Après ce bain de spiritualité hindouiste, nous reprenons nos sacs en direction d’Agra, la ville où est situé le Taj Mahal. Pour nous y rendre nous prenons le train de nuit, franchement confortable et propre (malheureusement pas silencieux, mais bon, on ne peut pas tout avoir hein… et qui aurait l’idée de demander à des indiens de faire le minimum de bruit possible quand ils montent dans un train à 3h du matin ???). Une fois le soleil levé, les paysages défilent, nous laissant apercevoir des campagnes inondées et des villages franchement pauvres. En cette heure matinale, nous ne comptons plus les villageois accroupis, pantalon baissé, faisant leurs besoins aux bords des voies sans accorder la moindre attention au train qui passe.


De même quand noud reprendrons le train de Agra vers Delhi quelques jours plus tard, nous traversons dans la périphérie de Delhi les bidons-villes de loin les plus pauvres que nous aurons vus au cours de notre voyage, avec des gens dormant à même le sol ou squattant des chantiers, ou se réunissant autour d’un feu. Rude la pauvreté de l’Inde. L



Une fois arrivés à Agra, nous nous rendons dans un parc situé à l’arrière du Taj, exactement dans son alignement, de l’autre côté de la rivière Yamuna (la visite attendra le lendemain à l’aube pour éviter le flot de groupes touristiques et l’avoir pour presque nous seuls). C’est le souffle coupé que je contemple ce joyau architectural splendide aux murs de marbre blanc incrusté de pierres précieuses, à la symétrie parfaite et aux courbes harmonieuses. Un bijou qu’un empereur éperdu d’amour fit construire comme mausolée à sa femme décédée lors de son quatorzième accouchement (on ne va pas dire qu’ils ne l’ont pas cherché non plus hein !)… et qu’il regarda depuis la fenêtre de la cellule du fort d’Agra où son fils l’enferma après l’avoir destitué.

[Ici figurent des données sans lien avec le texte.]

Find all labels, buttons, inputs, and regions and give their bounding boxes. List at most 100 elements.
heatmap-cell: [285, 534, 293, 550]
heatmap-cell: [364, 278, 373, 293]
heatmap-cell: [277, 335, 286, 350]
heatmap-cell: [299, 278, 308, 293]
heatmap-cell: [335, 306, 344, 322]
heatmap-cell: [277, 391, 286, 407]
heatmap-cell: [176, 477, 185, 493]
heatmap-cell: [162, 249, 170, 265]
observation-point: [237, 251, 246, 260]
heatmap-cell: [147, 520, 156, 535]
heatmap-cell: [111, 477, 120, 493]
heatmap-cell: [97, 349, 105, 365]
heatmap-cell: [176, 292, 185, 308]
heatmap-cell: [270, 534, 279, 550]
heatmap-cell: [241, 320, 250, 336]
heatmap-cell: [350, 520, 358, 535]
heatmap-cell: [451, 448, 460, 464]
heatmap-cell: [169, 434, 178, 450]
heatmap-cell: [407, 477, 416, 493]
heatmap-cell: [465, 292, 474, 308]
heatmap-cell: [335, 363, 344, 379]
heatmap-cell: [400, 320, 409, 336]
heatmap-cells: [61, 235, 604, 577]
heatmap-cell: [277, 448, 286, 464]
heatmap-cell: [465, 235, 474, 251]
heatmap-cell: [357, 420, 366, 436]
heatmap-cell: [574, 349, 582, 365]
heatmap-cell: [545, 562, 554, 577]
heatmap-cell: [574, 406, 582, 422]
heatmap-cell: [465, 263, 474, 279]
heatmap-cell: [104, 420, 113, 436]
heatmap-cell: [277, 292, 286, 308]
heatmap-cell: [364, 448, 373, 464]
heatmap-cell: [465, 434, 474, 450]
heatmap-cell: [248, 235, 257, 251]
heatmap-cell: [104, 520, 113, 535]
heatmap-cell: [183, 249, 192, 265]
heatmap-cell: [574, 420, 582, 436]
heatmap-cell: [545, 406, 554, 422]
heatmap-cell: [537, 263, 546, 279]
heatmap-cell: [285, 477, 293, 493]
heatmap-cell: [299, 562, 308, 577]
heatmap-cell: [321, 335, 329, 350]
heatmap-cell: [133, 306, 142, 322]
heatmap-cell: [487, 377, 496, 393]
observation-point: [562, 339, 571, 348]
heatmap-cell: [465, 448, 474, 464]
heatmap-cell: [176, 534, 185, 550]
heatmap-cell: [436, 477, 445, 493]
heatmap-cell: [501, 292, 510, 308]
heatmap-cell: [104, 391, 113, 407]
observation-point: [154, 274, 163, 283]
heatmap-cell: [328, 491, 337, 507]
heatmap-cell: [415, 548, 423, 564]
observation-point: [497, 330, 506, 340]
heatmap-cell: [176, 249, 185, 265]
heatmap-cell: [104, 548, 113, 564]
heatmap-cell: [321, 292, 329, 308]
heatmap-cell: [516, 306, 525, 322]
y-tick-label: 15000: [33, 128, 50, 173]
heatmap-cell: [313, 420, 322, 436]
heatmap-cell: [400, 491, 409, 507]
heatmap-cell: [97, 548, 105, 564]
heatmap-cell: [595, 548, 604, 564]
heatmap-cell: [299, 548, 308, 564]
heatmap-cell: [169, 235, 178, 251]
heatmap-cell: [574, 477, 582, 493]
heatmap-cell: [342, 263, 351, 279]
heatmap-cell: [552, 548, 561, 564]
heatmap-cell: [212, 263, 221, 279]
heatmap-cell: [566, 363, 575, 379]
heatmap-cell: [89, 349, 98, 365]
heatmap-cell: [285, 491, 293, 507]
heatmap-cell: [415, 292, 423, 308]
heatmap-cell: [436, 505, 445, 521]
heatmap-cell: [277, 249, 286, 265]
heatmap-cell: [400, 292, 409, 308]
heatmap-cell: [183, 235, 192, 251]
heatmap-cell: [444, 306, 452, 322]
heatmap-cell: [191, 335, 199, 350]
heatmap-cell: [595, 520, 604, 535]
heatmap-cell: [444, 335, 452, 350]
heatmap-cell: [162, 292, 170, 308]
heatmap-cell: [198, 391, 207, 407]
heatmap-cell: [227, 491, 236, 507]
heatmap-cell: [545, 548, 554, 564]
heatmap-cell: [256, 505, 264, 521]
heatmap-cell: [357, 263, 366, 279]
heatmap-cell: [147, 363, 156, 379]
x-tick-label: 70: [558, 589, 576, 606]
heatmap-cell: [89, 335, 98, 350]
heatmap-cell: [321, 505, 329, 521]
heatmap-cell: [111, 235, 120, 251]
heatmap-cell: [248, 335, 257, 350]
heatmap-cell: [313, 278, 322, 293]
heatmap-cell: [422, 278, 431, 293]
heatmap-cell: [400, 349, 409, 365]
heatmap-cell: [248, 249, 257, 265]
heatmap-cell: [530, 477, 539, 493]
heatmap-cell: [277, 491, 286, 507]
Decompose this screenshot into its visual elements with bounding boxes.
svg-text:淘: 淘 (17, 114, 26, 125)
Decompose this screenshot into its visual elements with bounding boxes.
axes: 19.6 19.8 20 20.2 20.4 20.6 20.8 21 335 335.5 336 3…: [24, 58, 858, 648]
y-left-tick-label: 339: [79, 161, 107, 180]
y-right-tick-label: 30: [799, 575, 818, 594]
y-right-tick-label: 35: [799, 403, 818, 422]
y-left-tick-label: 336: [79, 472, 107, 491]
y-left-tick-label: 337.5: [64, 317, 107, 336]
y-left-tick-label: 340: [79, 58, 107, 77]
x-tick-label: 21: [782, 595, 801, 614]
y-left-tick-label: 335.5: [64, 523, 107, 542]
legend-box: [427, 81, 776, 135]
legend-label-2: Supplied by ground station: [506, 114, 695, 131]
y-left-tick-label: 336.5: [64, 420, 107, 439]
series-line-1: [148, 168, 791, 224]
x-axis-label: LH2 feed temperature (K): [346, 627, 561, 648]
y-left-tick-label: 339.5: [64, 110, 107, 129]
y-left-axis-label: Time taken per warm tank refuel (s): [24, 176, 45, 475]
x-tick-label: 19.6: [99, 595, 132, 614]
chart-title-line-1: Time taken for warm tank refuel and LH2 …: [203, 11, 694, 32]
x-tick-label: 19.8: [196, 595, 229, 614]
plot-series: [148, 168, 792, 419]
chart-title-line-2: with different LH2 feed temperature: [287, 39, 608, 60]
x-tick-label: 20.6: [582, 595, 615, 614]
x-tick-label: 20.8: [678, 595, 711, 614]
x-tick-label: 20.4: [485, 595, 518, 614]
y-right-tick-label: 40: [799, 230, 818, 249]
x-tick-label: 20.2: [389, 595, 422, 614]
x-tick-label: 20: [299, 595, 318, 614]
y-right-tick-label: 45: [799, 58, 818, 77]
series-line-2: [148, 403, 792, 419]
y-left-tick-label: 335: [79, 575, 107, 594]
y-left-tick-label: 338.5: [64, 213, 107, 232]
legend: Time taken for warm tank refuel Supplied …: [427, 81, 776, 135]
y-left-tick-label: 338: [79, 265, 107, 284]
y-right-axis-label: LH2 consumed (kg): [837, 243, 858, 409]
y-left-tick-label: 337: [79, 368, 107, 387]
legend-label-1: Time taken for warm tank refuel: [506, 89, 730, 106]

Hormis le Taj, nous errons dans les ruelles moins touristiques de l’arrière d’Agra, et profitons des bazars où se succèdent les scènes de vie, admirant les saris colorés et les montagnes d’épices, les étales de fruits, les oreilles des femmes parées de multiples boucles dorées,… Avec un thermomètre dépassant largement les 40°C, nous cherchons un peu de fraicheur dans les parcs où viennent se délasser les familles de touristes indiens après avoir visité leur fierté nationale.



C’est à nouveau en train que nous rejoignons Delhi pour regagner le Ladhak, où nous avons prévu de poursuivre notre voyage.